4) The case of digital access to personal health record offers an exemplary opportunity to reflect on the meaning of the value of “empowerment” that is often mobilized in digital health discourses. The analysis of qualitative interviews with patients who have to access their medical records via desktop or mobile interfaces shows that there is a gap between the promise of empowerment and situated practices of patient accessing medical records. More specifically: 1) practices of care are characterized by relational assemblages rather than atomistic individuals; 2) the space for patients’ action is very limited (and this is at odds with the dominant rhetoric of “putting patients in control”); 3) in the context of digital health, “trust” is a central value, however, it should be understood not as “patients’ trust in the technology” but as “doctors’ trust in patients” (Lucivero, under review).
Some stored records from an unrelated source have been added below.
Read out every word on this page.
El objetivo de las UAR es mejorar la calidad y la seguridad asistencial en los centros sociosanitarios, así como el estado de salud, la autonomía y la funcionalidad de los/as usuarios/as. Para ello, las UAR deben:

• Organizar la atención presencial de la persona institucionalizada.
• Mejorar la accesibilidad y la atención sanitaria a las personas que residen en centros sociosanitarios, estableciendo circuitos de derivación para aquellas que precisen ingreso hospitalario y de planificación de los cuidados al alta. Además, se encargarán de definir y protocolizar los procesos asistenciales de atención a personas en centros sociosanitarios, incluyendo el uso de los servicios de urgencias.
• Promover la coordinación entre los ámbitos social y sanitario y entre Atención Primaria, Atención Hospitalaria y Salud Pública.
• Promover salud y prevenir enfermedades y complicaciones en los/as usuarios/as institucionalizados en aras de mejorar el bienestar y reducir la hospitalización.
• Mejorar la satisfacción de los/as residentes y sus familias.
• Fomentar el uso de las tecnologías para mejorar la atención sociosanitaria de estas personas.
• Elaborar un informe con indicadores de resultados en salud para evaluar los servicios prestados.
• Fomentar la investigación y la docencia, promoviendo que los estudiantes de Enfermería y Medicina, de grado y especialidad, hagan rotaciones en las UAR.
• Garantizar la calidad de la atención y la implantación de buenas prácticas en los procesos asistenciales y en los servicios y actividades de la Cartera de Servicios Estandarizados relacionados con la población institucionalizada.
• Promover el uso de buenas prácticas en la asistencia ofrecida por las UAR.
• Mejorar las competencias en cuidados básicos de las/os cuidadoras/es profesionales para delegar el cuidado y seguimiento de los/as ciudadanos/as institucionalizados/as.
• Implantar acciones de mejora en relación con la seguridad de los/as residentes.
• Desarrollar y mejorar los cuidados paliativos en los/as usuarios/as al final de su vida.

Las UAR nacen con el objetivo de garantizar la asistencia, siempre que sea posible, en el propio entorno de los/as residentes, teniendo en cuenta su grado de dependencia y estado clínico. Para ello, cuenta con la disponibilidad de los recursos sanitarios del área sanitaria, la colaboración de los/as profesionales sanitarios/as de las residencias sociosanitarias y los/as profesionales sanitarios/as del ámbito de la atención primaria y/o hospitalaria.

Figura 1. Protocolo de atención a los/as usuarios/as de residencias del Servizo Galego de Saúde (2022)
EXPECTED POTENTIAL IMPACT AND USE
The main contribution of the proposed research is to offer a framework for the responsible development of portable health technologies. In an era of high interest of regulators and policy-makers for the future of healthcare, the research activities conducted in this project offer the basis to setting an agenda for a responsible development and integration of mobile health technologies in current care systems. By exploring the ethical social and political underpinnings of current discourses and practices surrounding this emerging field, this study offers guidance for policy makers, on the one hand, and technology developers on the other hand. It also offers a resource for clinical professionals and the larger public to understand current socio-technical changes in healthcare. The researcher’s current participation in the activities of the European Commission Working Group on mHealth guidelines as well as her active engagement in dissemination activities beyond academia ensure that the main ideas have been (and will continue to be) communicated to relevant stakeholders.